Napier’s children are all in their 20s now, and the two oldest — his 28-year-old daughter and his 26-year-old son — have since moved out and now work at Raytheon. His 24-year-old son just started his career as an officer for the Tucson Police Department and his 22-year-old daughter is a pharmacy technician.

His family has been very supportive and helpful throughout his campaign, Napier said. Being a father, husband and a police officer was not easy, he added.

“My kids, for many years of their lives, never had Christmas,” he said. “They had special Christmas, which was whatever day off I had.”

During his 21 years with the TPD, Napier said he’s dealt with a diversity of cases from hostage negotiation to investigations and narcotics cases. Napier worked his way up from officer to sergeant, lieutenant and then captain. He retired as captain of TPD in 2008.

Before coming to Tucson he spent six years working for the Marshalltown Iowa Police Department where he was a police officer, training officer and SWAT team member.

“He’s a sheriff that’s going to be active in our community,” said Sherese Steffens, Napier’s campaign team captain. “He’s got new ideas about how to get the sheriffs out into the community to aggressively address crime problems before they happen.”

Tucson is in need of someone who will do a better job with tax dollars, Napier said. If elected, Napier intends to moderate crime control with a combination of community-oriented policing, information-driven policing and community problem-solving, he added.

Napier also wants to address border security and property crime. According to his website, Napier supports the Second Amendment and SB 1070. He also attributed his love of taking cases in South Tucson to his familiarity with the area.

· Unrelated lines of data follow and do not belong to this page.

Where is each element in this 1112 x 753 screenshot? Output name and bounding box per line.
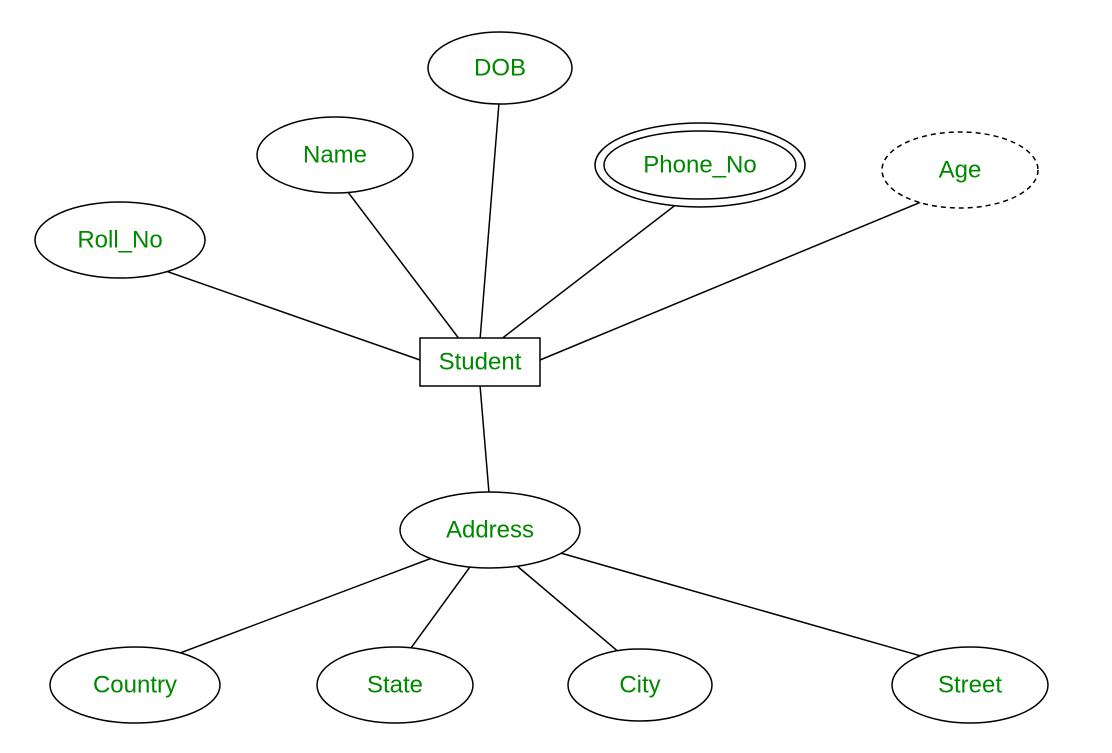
entity-student: Student bbox=[420, 338, 540, 386]
entity-student-label: Student bbox=[439, 348, 522, 375]
attr-rollno-label: Roll_No bbox=[77, 226, 162, 253]
attr-phone-no: Phone_No bbox=[595, 123, 805, 207]
edge-student-name bbox=[335, 175, 460, 340]
attr-state-label: State bbox=[367, 671, 423, 698]
attr-city-label: City bbox=[619, 671, 660, 698]
attr-age: Age bbox=[882, 132, 1038, 208]
er-diagram: Student Roll_No Name DOB Phone_No Age Ad… bbox=[0, 0, 1112, 753]
attr-address-label: Address bbox=[446, 516, 534, 543]
attr-dob-label: DOB bbox=[474, 54, 526, 81]
attr-street-label: Street bbox=[938, 671, 1002, 698]
edge-student-age bbox=[540, 190, 950, 360]
edge-student-phone bbox=[500, 190, 695, 340]
edge-student-dob bbox=[480, 90, 500, 340]
attr-name-label: Name bbox=[303, 141, 367, 168]
attr-address: Address bbox=[400, 492, 580, 568]
attr-rollno: Roll_No bbox=[35, 202, 205, 278]
attr-street: Street bbox=[892, 647, 1048, 723]
attr-state: State bbox=[317, 647, 473, 723]
attr-name: Name bbox=[257, 117, 413, 193]
attr-age-label: Age bbox=[939, 156, 982, 183]
attr-city: City bbox=[568, 649, 712, 721]
attr-phone-no-label: Phone_No bbox=[643, 151, 756, 178]
attr-dob: DOB bbox=[428, 32, 572, 104]
attr-country: Country bbox=[50, 647, 220, 723]
attr-country-label: Country bbox=[93, 671, 177, 698]
edge-student-address bbox=[480, 385, 490, 505]
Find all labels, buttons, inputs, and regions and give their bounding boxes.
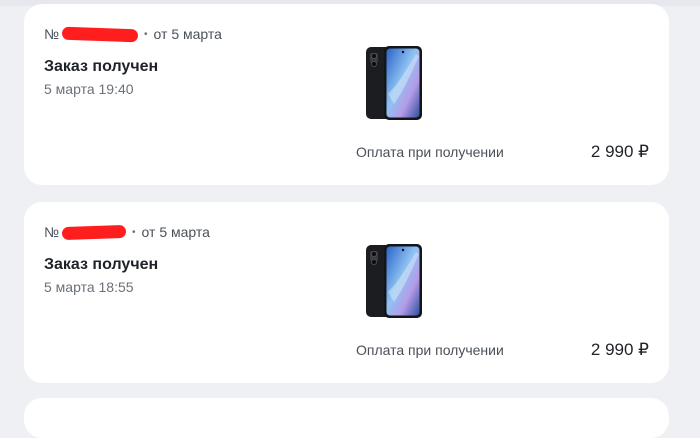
smartphone-icon (366, 244, 422, 318)
payment-method: Оплата при получении (356, 144, 504, 160)
order-date: от 5 марта (141, 224, 210, 240)
order-number-row: № • от 5 марта (44, 223, 210, 241)
separator-dot: • (144, 28, 148, 40)
order-card-partial[interactable] (24, 398, 669, 438)
redacted-order-number (61, 26, 139, 42)
order-number-row: № • от 5 марта (44, 25, 222, 43)
order-number-sign: № (44, 224, 60, 240)
order-number-sign: № (44, 26, 60, 42)
redacted-order-number (61, 224, 127, 240)
status-time: 5 марта 18:55 (44, 279, 134, 295)
status-time: 5 марта 19:40 (44, 81, 134, 97)
order-status: Заказ получен (44, 256, 159, 273)
product-thumbnail[interactable] (364, 44, 424, 122)
smartphone-icon (366, 46, 422, 120)
order-date: от 5 марта (153, 26, 222, 42)
order-card[interactable]: № • от 5 марта Заказ получен 5 марта 19:… (24, 4, 669, 185)
payment-method: Оплата при получении (356, 342, 504, 358)
order-price: 2 990 ₽ (590, 340, 649, 359)
separator-dot: • (132, 226, 136, 238)
order-price: 2 990 ₽ (590, 142, 649, 161)
order-status: Заказ получен (44, 58, 159, 75)
order-card[interactable]: № • от 5 марта Заказ получен 5 марта 18:… (24, 202, 669, 383)
product-thumbnail[interactable] (364, 242, 424, 320)
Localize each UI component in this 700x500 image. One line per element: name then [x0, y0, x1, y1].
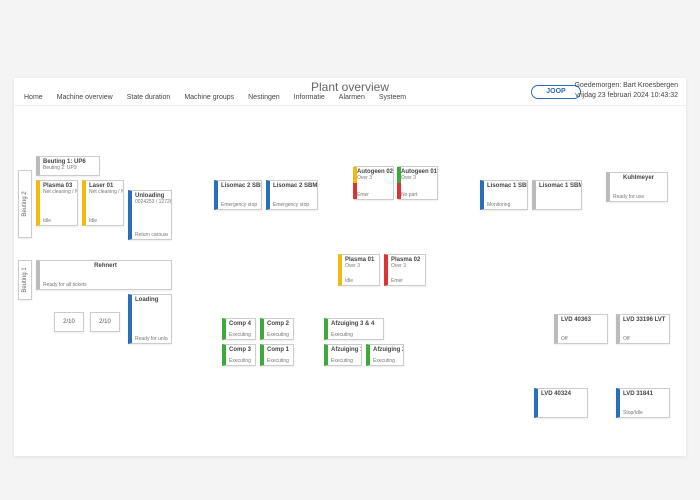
- machine-autogeen01[interactable]: Autogeen 01 Over 3 No part: [398, 166, 438, 200]
- machine-afzuiging34[interactable]: Afzuiging 3 & 4Executing: [324, 318, 384, 340]
- machine-plasma02[interactable]: Plasma 02 Over 3 Emer: [384, 254, 426, 286]
- vlabel-beuting1: Beuting 1: [18, 260, 32, 300]
- machine-afzuiging1[interactable]: Afzuiging 1Executing: [324, 344, 362, 366]
- plant-overview-panel: Plant overview Home Machine overview Sta…: [14, 78, 686, 456]
- greeting: Goedemorgen: Bart Kroesbergen: [574, 82, 678, 89]
- machine-comp3[interactable]: Comp 3Executing: [222, 344, 256, 366]
- machine-comp4[interactable]: Comp 4Executing: [222, 318, 256, 340]
- menu-home[interactable]: Home: [24, 94, 43, 101]
- datetime: vrijdag 23 februari 2024 10:43:32: [575, 92, 678, 99]
- menu-state-duration[interactable]: State duration: [127, 94, 171, 101]
- menu-nestingen[interactable]: Nestingen: [248, 94, 280, 101]
- menu-machine-groups[interactable]: Machine groups: [184, 94, 234, 101]
- header: Plant overview Home Machine overview Sta…: [14, 78, 686, 106]
- machine-loading[interactable]: Loading Ready for unloading: [128, 294, 172, 344]
- machine-rehnert[interactable]: Rehnert Ready for all tickets: [36, 260, 172, 290]
- machine-autogeen02[interactable]: Autogeen 02 Over 3 Emer: [354, 166, 394, 200]
- main-menu: Home Machine overview State duration Mac…: [24, 94, 406, 101]
- beuting-header: Beuting 1: UP6 Beuting 2: UP9: [36, 156, 100, 176]
- menu-alarmen[interactable]: Alarmen: [339, 94, 365, 101]
- machine-comp2[interactable]: Comp 2Executing: [260, 318, 294, 340]
- machine-lisomac2-sbmxl[interactable]: Lisomac 2 SBM XL Emergency stop: [266, 180, 318, 210]
- machine-comp1[interactable]: Comp 1Executing: [260, 344, 294, 366]
- vlabel-beuting2: Beuting 2: [18, 170, 32, 238]
- page-title: Plant overview: [311, 80, 389, 94]
- machine-afzuiging2[interactable]: Afzuiging 2Executing: [366, 344, 404, 366]
- machine-lvd33196[interactable]: LVD 33196 LVTOff: [616, 314, 670, 344]
- machine-lvd40324[interactable]: LVD 40324: [534, 388, 588, 418]
- counter-2: 2/10: [90, 312, 120, 332]
- machine-lvd40363[interactable]: LVD 40363Off: [554, 314, 608, 344]
- menu-systeem[interactable]: Systeem: [379, 94, 406, 101]
- machine-lisomac1-sbmm[interactable]: Lisomac 1 SBM M Monitoring: [480, 180, 528, 210]
- machine-lisomac1-sbmxl[interactable]: Lisomac 1 SBM XL: [532, 180, 582, 210]
- menu-machine-overview[interactable]: Machine overview: [57, 94, 113, 101]
- machine-laser01[interactable]: Laser 01 Net cleaning / No place Idle: [82, 180, 124, 226]
- menu-informatie[interactable]: Informatie: [294, 94, 325, 101]
- machine-lvd31841[interactable]: LVD 31841Stop/Idle: [616, 388, 670, 418]
- machine-kuhlmeyer[interactable]: Kuhlmeyer Ready for use: [606, 172, 668, 202]
- machine-lisomac2-sbmm[interactable]: Lisomac 2 SBM M Emergency stop: [214, 180, 262, 210]
- machine-plasma01[interactable]: Plasma 01 Over 3 Idle: [338, 254, 380, 286]
- machine-plasma03[interactable]: Plasma 03 Net cleaning / No place Idle: [36, 180, 78, 226]
- counter-1: 2/10: [54, 312, 84, 332]
- machine-unloading[interactable]: Unloading 0024253 / 127200 UP9 Return ca…: [128, 190, 172, 240]
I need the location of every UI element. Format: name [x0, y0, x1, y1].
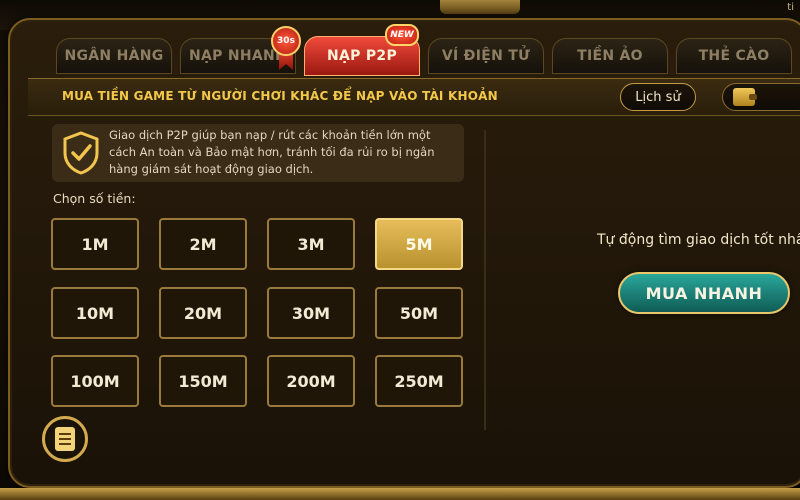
shield-check-icon [63, 131, 99, 175]
amount-option-150m[interactable]: 150M [159, 355, 247, 407]
amount-option-30m[interactable]: 30M [267, 287, 355, 339]
amount-option-250m[interactable]: 250M [375, 355, 463, 407]
auto-match-text: Tự động tìm giao dịch tốt nhấ [597, 232, 800, 248]
amount-label: Chọn số tiền: [53, 191, 136, 206]
tab-crypto[interactable]: TIỀN ẢO [552, 38, 668, 74]
badge-30s: 30s [271, 26, 301, 56]
document-icon [55, 427, 75, 451]
wallet-icon [733, 88, 757, 106]
amount-option-5m[interactable]: 5M [375, 218, 463, 270]
top-logo [440, 0, 520, 14]
page-title: MUA TIỀN GAME TỪ NGƯỜI CHƠI KHÁC ĐỂ NẠP … [62, 89, 498, 103]
amount-option-2m[interactable]: 2M [159, 218, 247, 270]
badge-new: NEW [385, 24, 419, 46]
history-button[interactable]: Lịch sử [620, 83, 696, 111]
amount-option-100m[interactable]: 100M [51, 355, 139, 407]
amount-option-1m[interactable]: 1M [51, 218, 139, 270]
amount-option-3m[interactable]: 3M [267, 218, 355, 270]
bottom-bar [0, 488, 800, 500]
amount-option-200m[interactable]: 200M [267, 355, 355, 407]
notice-text: Giao dịch P2P giúp bạn nạp / rút các kho… [109, 128, 435, 176]
quick-buy-button[interactable]: MUA NHANH [618, 272, 790, 314]
tab-card[interactable]: THẺ CÀO [676, 38, 792, 74]
corner-text: ti [787, 2, 794, 13]
guide-button[interactable] [42, 416, 88, 462]
amount-option-10m[interactable]: 10M [51, 287, 139, 339]
tab-bank[interactable]: NGÂN HÀNG [56, 38, 172, 74]
divider [484, 130, 486, 430]
tab-e-wallet[interactable]: VÍ ĐIỆN TỬ [428, 38, 544, 74]
amount-option-20m[interactable]: 20M [159, 287, 247, 339]
amount-option-50m[interactable]: 50M [375, 287, 463, 339]
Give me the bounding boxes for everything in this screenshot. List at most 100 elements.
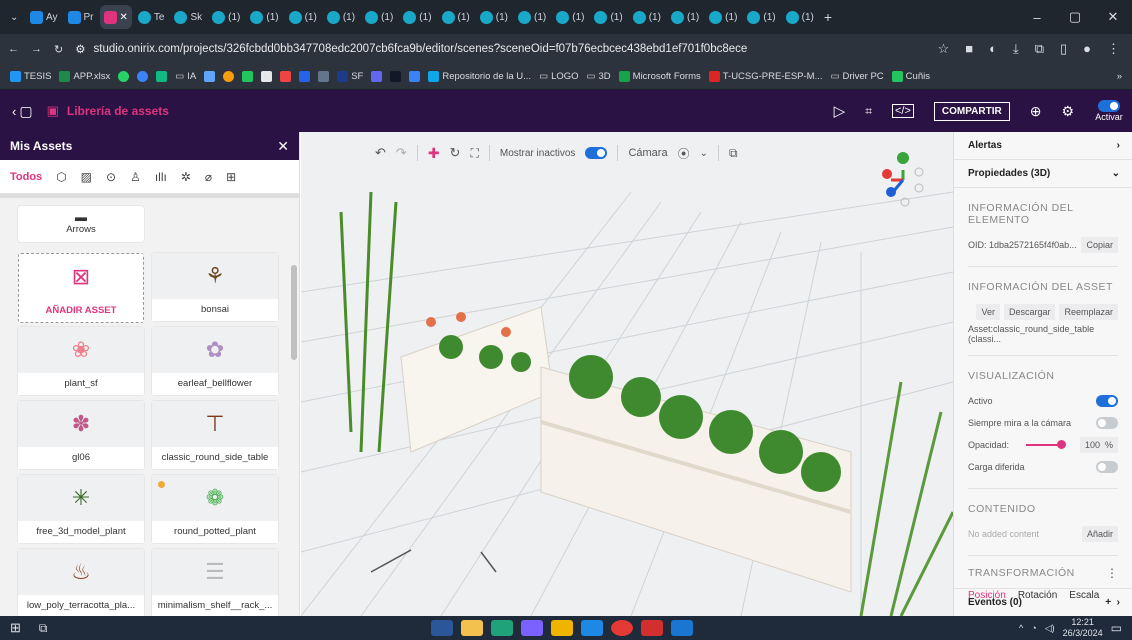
share-button[interactable]: COMPARTIR	[933, 101, 1010, 121]
edge-app-icon[interactable]	[491, 620, 514, 636]
browser-tab[interactable]: Ay	[26, 5, 62, 29]
duplicate-icon[interactable]: ⧉	[729, 146, 738, 161]
activate-switch[interactable]	[1098, 100, 1120, 112]
browser-tab[interactable]: (1)	[285, 5, 321, 29]
browser-tab[interactable]: (1)	[590, 5, 626, 29]
alerts-row[interactable]: Alertas ›	[954, 132, 1132, 160]
browser-tab[interactable]: (1)	[667, 5, 703, 29]
browser-tab[interactable]: (1)	[208, 5, 244, 29]
tray-chevron-icon[interactable]: ^	[1019, 623, 1023, 633]
browser-tab[interactable]: Pr	[64, 5, 98, 29]
bookmark-item[interactable]	[242, 71, 254, 82]
bookmark-folder[interactable]: ▭ LOGO	[539, 71, 578, 82]
download-button[interactable]: Descargar	[1003, 304, 1056, 320]
word-app-icon[interactable]	[431, 620, 454, 636]
camera-view-icon[interactable]: ⦿	[678, 145, 690, 162]
site-settings-icon[interactable]: ⚙	[75, 42, 85, 56]
always-look-toggle[interactable]	[1096, 417, 1118, 429]
scale-tool-icon[interactable]: ⛶	[470, 146, 478, 161]
app-icon[interactable]	[551, 620, 574, 636]
browser-tab-active[interactable]: ✕	[99, 5, 132, 29]
bookmark-item[interactable]	[261, 71, 273, 82]
browser-tab[interactable]: (1)	[552, 5, 588, 29]
bookmarks-overflow[interactable]: »	[1117, 71, 1122, 82]
undo-icon[interactable]: ↶	[375, 145, 386, 161]
bookmark-star-icon[interactable]: ☆	[938, 41, 950, 57]
view-button[interactable]: Ver	[976, 304, 1000, 320]
replace-button[interactable]: Reemplazar	[1059, 304, 1118, 320]
close-window-icon[interactable]: ✕	[1094, 9, 1132, 25]
asset-card[interactable]: ☰ minimalism_shelf__rack_...	[152, 549, 278, 617]
browser-tab[interactable]: Te	[134, 5, 169, 29]
window-square-icon[interactable]: ▢	[19, 103, 32, 120]
bookmark-item[interactable]: Microsoft Forms	[618, 71, 701, 82]
bookmark-item[interactable]: APP.xlsx	[59, 71, 110, 82]
bookmark-item[interactable]	[299, 71, 311, 82]
asset-card[interactable]: ⚘ bonsai	[152, 253, 278, 321]
asset-card[interactable]: ✳ free_3d_model_plant	[18, 475, 144, 543]
rotate-tool-icon[interactable]: ↻	[450, 145, 461, 161]
grid-icon[interactable]: ⊞	[226, 170, 236, 184]
bookmark-folder[interactable]: ▭ IA	[175, 71, 196, 82]
app-icon[interactable]	[581, 620, 604, 636]
embed-code-icon[interactable]: </>	[891, 104, 914, 118]
browser-tab[interactable]: (1)	[476, 5, 512, 29]
opacity-input[interactable]: 100 %	[1079, 437, 1118, 453]
volume-icon[interactable]: ◁)	[1045, 623, 1055, 634]
bookmark-item[interactable]	[409, 71, 421, 82]
bookmark-item[interactable]	[156, 71, 168, 82]
show-inactive-toggle[interactable]	[585, 147, 608, 159]
back-chevron-icon[interactable]: ‹	[12, 104, 16, 119]
asset-card[interactable]: ❀ plant_sf	[18, 327, 144, 395]
play-icon[interactable]: ▷	[834, 102, 846, 120]
qr-scan-icon[interactable]: ⌗	[865, 104, 872, 119]
bookmark-item[interactable]	[371, 71, 383, 82]
app-icon[interactable]	[521, 620, 544, 636]
asset-card[interactable]: ♨ low_poly_terracotta_pla...	[18, 549, 144, 617]
events-row[interactable]: Eventos (0) + ›	[954, 588, 1132, 616]
minimize-icon[interactable]: –	[1018, 10, 1056, 25]
browser-tab[interactable]: (1)	[705, 5, 741, 29]
bookmark-item[interactable]	[390, 71, 402, 82]
more-kebab-icon[interactable]: ⋮	[1106, 566, 1118, 580]
pdf-app-icon[interactable]	[641, 620, 664, 636]
bookmark-item[interactable]: T-UCSG-PRE-ESP-M...	[708, 71, 823, 82]
menu-kebab-icon[interactable]: ⋮	[1107, 41, 1120, 57]
settings-gear-icon[interactable]: ⚙	[1061, 103, 1074, 120]
windows-start-icon[interactable]: ⊞	[10, 620, 21, 636]
new-tab-button[interactable]: +	[820, 5, 850, 29]
chrome-app-icon[interactable]	[611, 620, 634, 636]
video-play-icon[interactable]: ⊙	[106, 170, 116, 184]
extension-icon[interactable]: ◐	[989, 41, 997, 57]
browser-tab[interactable]: (1)	[743, 5, 779, 29]
reload-icon[interactable]: ↻	[54, 43, 63, 56]
file-explorer-icon[interactable]	[461, 620, 484, 636]
bookmark-item[interactable]	[118, 71, 130, 82]
bookmark-item[interactable]: Cuñis	[891, 71, 930, 82]
cube-3d-icon[interactable]: ⬡	[56, 170, 66, 184]
lazy-load-toggle[interactable]	[1096, 461, 1118, 473]
folder-card[interactable]: ▬ Arrows	[18, 206, 144, 242]
profile-avatar-icon[interactable]: ●	[1083, 41, 1091, 57]
assets-scrollbar[interactable]	[291, 265, 297, 360]
chevron-down-icon[interactable]: ⌄	[700, 148, 708, 159]
bookmark-item[interactable]	[280, 71, 292, 82]
bookmark-item[interactable]	[137, 71, 149, 82]
link-icon[interactable]: ⌀	[205, 170, 212, 184]
browser-tab[interactable]: (1)	[514, 5, 550, 29]
notifications-icon[interactable]: ▭	[1111, 621, 1122, 635]
scene-viewport[interactable]: ↶ ↷ ✚ ↻ ⛶ Mostrar inactivos Cámara ⦿ ⌄ ⧉	[301, 132, 953, 616]
tab-close-icon[interactable]: ✕	[120, 12, 128, 23]
asset-card[interactable]: ⊤ classic_round_side_table	[152, 401, 278, 469]
asset-card[interactable]: ✿ earleaf_bellflower	[152, 327, 278, 395]
bookmark-item[interactable]: Repositorio de la U...	[428, 71, 531, 82]
url-field[interactable]: ⚙ studio.onirix.com/projects/326fcbdd0bb…	[75, 38, 925, 60]
browser-tab[interactable]: (1)	[361, 5, 397, 29]
sidepanel-icon[interactable]: ▯	[1060, 41, 1067, 57]
bookmark-item[interactable]	[204, 71, 216, 82]
tabs-menu-icon[interactable]: ⌄	[6, 5, 24, 29]
browser-tab[interactable]: (1)	[629, 5, 665, 29]
extension-icon[interactable]: ■	[965, 41, 973, 57]
network-icon[interactable]: ◔	[1031, 623, 1036, 633]
bookmark-item[interactable]	[318, 71, 330, 82]
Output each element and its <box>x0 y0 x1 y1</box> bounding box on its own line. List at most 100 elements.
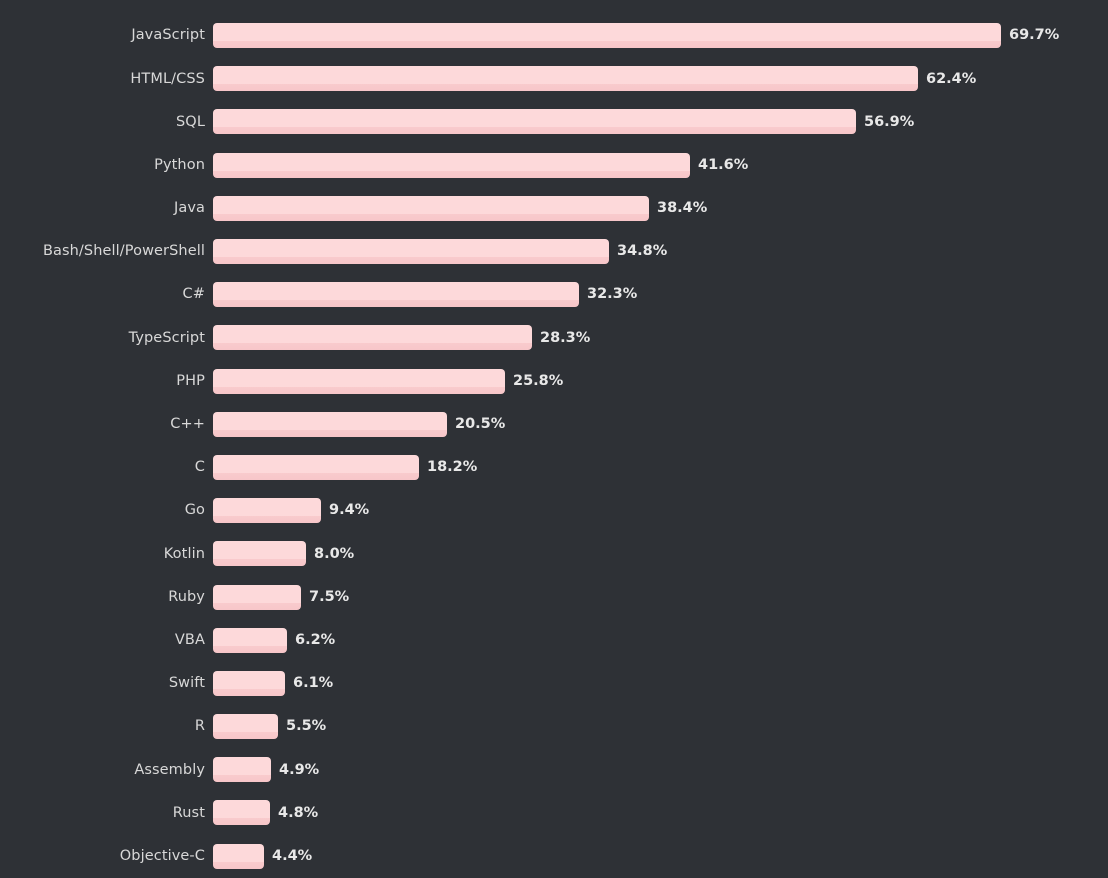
value-label: 7.5% <box>309 588 350 605</box>
bar-track: 62.4% <box>205 66 1108 92</box>
bar-row: JavaScript 69.7% <box>0 14 1108 57</box>
bar-row: Ruby 7.5% <box>0 575 1108 618</box>
bar-row: TypeScript 28.3% <box>0 316 1108 359</box>
bar-track: 56.9% <box>205 109 1108 135</box>
bar-row: Kotlin 8.0% <box>0 532 1108 575</box>
value-label: 34.8% <box>617 243 668 260</box>
category-label: C <box>194 459 205 476</box>
value-label: 4.8% <box>278 804 319 821</box>
bar-row: R 5.5% <box>0 705 1108 748</box>
bar <box>213 498 321 524</box>
category-label: Rust <box>172 804 205 821</box>
category-label: R <box>194 718 205 735</box>
category-label: C++ <box>170 416 205 433</box>
bar-track: 4.8% <box>205 800 1108 826</box>
bar <box>213 584 301 610</box>
category-label: JavaScript <box>131 27 205 44</box>
category-label: Objective-C <box>119 847 205 864</box>
bar-row: SQL 56.9% <box>0 100 1108 143</box>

“If you want to be a police officer and you want to make a difference, you go where you can make the greatest difference,” Napier said. “The people are great down there, but there’s a crime problem.”

Napier will be running against Sheriff Clarence Dupnik, who has been in office since 1980, and plans to beat Dupnik by reaching out to local neighborhoods, businesses and non-profits to address their issues.

“I think it’s time that we had a visible, engaged, energetic and professional sheriff in Pima County,” Napier said.